Hormones involved in exercise

  • Insulin – Is a hormone that regulates the metabolism of carbohydrate and fats. Insulin helps keep blood sugars level. It allows our body to access the energy from food by acting as a key for glucose molecules to enter muscle cells and provide fuel for movement. In addition, it counter-regulates the action of stress response hormones (otherwise known as ‘fight or flight’), which are also released during exercise and cause a rise in blood sugar levels. When blood sugar levels are out of range, we will feel annoyed and insulin helps to prevent those feelings.
  • Glucagon – This hormone is released to counteract the blood sugar drop during exercise. It is produced by the pancreas and produced when glycogen stores in the muscle are depleted. It causes the liver to release glycogen to fuel further activity. 
  • Cortisol – Is one of the ‘fight or flight’ stress hormones. It is released when the body is under too much physical stress which can happen after prolonged exercise or when it is not sufficiently recovered from previous workouts. The hormone helps regulate our metabolism by aiding the breakdown of triglyceride fatty acids and glucose to provide us with energy. Too high levels of cortisol after excessively long workouts can damage muscle tissue and are not recommended.

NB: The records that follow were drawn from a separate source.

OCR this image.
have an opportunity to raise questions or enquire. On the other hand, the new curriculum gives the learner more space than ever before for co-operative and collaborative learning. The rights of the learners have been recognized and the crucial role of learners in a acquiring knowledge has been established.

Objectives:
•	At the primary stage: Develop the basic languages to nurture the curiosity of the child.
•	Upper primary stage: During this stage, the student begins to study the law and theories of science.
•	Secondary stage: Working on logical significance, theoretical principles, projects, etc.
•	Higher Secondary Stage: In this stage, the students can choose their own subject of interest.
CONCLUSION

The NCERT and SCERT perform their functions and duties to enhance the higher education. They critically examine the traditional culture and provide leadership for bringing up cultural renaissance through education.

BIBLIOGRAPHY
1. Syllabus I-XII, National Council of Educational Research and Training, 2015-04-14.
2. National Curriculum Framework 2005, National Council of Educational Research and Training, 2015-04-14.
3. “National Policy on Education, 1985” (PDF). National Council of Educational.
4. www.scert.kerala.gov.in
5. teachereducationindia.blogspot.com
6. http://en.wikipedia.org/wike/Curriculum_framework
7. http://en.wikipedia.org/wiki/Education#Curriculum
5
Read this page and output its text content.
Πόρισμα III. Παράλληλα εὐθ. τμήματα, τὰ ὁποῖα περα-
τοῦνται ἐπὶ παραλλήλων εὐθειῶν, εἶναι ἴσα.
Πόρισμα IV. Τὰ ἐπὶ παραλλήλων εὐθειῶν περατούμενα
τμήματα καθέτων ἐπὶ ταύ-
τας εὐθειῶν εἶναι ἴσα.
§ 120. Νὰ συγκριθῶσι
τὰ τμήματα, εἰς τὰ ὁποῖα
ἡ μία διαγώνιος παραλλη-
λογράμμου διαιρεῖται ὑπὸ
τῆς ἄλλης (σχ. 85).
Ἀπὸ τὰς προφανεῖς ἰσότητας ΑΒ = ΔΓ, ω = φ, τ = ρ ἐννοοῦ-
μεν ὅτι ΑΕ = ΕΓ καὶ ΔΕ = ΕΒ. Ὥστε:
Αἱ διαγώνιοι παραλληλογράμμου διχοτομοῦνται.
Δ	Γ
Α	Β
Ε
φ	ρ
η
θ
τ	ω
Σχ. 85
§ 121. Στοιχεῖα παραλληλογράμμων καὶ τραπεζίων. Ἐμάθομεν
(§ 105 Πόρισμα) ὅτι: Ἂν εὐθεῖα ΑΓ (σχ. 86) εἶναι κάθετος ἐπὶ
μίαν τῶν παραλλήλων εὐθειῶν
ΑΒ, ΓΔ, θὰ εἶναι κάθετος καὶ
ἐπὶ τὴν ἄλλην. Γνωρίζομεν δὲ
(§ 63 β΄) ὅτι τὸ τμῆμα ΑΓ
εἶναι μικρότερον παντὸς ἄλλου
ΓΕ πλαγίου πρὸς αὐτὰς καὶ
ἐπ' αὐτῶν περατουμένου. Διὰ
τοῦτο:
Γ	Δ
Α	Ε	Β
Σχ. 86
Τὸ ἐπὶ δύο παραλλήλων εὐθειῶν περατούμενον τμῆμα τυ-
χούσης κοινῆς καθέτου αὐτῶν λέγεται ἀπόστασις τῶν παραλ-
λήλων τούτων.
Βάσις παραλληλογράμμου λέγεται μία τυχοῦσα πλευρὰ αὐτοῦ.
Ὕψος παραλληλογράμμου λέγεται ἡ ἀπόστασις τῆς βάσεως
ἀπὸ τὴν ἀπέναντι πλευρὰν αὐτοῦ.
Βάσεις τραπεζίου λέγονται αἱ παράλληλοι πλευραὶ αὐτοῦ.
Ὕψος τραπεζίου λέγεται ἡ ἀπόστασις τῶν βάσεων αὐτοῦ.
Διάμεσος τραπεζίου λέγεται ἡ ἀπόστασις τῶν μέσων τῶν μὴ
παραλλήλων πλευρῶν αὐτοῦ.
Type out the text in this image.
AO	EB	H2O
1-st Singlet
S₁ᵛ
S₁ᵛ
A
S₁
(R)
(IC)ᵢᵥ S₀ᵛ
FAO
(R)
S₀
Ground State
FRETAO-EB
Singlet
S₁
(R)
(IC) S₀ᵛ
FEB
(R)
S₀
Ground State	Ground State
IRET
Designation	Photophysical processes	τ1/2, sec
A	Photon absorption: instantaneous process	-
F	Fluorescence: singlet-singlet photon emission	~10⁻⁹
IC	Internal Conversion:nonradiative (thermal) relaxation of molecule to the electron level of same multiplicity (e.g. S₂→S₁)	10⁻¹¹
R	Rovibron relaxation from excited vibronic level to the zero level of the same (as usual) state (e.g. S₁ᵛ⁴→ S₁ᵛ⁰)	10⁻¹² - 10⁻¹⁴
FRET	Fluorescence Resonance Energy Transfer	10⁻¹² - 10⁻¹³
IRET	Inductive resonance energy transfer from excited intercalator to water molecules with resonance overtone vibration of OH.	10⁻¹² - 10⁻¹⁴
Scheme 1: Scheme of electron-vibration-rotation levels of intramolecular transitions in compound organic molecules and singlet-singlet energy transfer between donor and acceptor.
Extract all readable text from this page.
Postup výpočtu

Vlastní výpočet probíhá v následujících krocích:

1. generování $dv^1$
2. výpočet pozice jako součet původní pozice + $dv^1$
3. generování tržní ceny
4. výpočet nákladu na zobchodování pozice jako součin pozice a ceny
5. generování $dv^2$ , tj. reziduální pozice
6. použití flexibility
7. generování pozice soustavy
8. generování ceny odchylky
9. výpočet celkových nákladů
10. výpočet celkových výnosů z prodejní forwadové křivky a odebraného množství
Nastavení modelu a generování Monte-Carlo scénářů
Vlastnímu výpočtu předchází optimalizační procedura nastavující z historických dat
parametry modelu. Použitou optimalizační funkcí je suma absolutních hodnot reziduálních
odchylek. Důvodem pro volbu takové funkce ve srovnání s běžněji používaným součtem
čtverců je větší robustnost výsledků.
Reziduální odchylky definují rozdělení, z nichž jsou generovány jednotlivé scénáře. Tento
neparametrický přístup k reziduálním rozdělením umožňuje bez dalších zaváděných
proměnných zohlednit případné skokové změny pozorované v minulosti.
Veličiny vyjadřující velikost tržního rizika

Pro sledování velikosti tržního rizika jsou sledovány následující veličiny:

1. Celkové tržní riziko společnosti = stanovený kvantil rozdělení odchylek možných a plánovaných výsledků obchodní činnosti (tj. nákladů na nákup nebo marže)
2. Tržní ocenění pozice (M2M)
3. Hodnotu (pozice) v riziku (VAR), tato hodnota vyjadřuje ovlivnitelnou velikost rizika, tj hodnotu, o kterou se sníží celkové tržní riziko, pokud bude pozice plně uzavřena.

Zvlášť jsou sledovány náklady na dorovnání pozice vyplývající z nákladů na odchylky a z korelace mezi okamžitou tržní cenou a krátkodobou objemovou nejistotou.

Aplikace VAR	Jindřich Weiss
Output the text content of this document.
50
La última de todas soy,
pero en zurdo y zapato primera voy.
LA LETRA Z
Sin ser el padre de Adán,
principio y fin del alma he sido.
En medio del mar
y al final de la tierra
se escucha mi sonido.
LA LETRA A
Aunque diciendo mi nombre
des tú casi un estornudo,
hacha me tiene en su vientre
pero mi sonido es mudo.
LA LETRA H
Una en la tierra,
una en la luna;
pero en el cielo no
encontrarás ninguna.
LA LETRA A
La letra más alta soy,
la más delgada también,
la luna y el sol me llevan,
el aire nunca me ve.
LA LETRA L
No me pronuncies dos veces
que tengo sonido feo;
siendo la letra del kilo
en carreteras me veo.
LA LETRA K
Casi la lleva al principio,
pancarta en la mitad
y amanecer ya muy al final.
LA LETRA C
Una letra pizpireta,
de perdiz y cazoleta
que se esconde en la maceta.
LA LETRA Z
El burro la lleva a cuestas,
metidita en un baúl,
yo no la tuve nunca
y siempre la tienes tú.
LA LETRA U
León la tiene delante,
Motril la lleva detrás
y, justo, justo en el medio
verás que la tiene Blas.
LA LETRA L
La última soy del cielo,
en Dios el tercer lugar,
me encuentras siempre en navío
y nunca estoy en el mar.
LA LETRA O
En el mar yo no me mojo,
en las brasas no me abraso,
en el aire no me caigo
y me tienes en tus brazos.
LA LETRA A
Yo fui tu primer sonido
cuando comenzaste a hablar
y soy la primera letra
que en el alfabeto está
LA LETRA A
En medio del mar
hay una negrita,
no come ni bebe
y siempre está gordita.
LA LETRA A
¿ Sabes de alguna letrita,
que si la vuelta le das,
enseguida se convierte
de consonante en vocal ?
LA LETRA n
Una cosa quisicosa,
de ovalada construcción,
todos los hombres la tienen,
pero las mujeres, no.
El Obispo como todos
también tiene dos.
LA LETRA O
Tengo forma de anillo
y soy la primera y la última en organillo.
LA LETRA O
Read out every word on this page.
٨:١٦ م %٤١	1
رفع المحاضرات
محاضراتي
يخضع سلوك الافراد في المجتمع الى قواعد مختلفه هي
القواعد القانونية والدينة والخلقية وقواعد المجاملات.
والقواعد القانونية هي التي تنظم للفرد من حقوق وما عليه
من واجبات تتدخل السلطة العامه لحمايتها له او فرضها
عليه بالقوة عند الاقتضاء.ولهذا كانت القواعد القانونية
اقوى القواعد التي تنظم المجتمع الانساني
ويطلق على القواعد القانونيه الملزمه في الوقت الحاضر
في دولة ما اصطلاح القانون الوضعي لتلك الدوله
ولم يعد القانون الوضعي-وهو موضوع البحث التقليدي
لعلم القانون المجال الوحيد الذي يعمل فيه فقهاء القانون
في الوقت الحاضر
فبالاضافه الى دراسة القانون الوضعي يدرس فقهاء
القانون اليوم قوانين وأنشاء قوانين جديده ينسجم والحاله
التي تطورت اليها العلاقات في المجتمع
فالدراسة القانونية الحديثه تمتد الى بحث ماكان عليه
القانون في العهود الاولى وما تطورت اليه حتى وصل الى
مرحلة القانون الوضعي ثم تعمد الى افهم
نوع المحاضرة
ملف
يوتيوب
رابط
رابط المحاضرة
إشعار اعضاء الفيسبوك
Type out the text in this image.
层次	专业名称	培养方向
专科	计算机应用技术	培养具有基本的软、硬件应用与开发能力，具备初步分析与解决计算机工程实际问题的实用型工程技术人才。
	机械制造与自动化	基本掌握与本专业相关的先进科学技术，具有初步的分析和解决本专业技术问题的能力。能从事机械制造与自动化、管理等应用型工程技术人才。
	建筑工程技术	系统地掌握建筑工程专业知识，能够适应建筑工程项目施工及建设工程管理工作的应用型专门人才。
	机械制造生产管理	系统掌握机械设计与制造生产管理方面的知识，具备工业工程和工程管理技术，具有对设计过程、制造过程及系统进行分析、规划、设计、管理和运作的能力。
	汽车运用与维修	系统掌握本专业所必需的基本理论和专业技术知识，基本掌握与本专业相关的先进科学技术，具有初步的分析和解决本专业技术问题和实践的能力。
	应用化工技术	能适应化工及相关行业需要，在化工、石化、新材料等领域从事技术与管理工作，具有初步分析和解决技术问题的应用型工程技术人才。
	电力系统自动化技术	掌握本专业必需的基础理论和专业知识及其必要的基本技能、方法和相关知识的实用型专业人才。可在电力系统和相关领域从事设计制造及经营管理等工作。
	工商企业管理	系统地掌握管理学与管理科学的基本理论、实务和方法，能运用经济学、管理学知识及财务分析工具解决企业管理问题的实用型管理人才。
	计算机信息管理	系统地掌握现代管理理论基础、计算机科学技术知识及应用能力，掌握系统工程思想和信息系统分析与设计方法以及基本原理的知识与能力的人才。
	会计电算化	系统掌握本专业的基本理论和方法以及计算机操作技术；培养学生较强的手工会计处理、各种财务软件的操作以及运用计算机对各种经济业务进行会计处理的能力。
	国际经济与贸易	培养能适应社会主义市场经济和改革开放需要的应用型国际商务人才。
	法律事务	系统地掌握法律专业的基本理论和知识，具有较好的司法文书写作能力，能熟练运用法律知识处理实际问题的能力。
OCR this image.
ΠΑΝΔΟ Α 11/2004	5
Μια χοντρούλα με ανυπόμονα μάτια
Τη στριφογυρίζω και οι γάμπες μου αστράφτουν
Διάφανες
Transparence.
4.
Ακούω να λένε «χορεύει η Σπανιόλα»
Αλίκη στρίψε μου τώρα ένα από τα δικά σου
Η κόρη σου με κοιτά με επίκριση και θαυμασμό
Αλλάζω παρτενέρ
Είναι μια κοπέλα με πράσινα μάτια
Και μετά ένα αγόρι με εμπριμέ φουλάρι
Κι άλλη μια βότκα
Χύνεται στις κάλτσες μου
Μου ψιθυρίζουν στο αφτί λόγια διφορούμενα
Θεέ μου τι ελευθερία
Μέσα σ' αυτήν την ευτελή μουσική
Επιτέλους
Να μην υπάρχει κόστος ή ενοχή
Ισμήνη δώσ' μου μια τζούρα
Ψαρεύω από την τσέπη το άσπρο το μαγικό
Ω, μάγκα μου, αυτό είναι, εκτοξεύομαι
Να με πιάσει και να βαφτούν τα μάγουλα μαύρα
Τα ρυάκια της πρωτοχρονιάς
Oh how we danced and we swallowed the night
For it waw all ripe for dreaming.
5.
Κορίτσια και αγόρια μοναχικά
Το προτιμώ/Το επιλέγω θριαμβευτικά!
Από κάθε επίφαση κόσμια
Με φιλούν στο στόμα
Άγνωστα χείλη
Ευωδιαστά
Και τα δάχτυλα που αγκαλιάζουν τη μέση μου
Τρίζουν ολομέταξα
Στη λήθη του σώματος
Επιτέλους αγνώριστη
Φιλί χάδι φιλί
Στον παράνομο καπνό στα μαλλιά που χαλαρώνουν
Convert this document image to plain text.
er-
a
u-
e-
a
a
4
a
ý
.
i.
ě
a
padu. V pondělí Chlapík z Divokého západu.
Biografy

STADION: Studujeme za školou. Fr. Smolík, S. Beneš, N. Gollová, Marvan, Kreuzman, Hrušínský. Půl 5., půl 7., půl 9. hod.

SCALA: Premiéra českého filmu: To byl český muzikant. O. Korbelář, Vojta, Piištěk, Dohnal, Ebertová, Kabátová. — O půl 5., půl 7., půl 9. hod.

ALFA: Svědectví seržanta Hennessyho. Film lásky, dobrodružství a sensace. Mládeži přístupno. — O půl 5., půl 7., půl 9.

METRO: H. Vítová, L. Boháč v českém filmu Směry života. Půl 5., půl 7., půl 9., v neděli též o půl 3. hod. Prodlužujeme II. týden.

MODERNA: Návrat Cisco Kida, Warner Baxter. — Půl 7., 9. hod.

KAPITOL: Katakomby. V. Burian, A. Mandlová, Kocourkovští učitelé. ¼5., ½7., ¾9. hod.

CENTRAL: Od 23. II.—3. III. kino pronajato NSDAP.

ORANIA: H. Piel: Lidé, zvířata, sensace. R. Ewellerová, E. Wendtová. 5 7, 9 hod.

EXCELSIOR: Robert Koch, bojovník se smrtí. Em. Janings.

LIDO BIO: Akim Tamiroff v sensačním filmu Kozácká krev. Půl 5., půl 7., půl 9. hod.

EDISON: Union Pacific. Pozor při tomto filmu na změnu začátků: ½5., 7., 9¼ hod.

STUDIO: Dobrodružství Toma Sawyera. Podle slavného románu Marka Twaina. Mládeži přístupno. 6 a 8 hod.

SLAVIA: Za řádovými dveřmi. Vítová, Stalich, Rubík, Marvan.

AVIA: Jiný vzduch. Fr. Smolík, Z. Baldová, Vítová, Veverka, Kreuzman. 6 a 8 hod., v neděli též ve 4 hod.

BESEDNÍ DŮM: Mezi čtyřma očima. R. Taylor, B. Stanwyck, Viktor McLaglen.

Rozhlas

  • Epinephrine (adrenaline) and Norepinephrine – These hormones play a key role in cardio training, as they aid the sympathetic nervous system in its functions. Epinephrine is a stress hormone and elevates blood sugars to sustain energy and increases heart rate, which enables a more explosive workout. Norepinephrine has a number of functions, but its key function is to restrict blood flow to vessels that are not engaged in performing the exercise motion.
  • Testosterone – Is an important hormone that is responsible for the repair of damaged muscle tissue, as well as skeletal growth and repair. It is produced in males in a higher quantity than in females, which is why men are more primed to muscular growth. The hormone is released in response to extremely intense exercise, such as heavy weight lifting.
  • Human Growth Hormone (HGH)– This hormone is responsible for cellular growth, and is released in response to high-demand training, such as explosive sprints and heavy weightlifting. It promotes muscle growth and causes an increase in muscle mass, which is so widely sought for.

Each hormone has its own role, which is not solely for exercise, but can be involved in many other reactions. Each is extremely important for homeostasis and optimum physical performance of our body.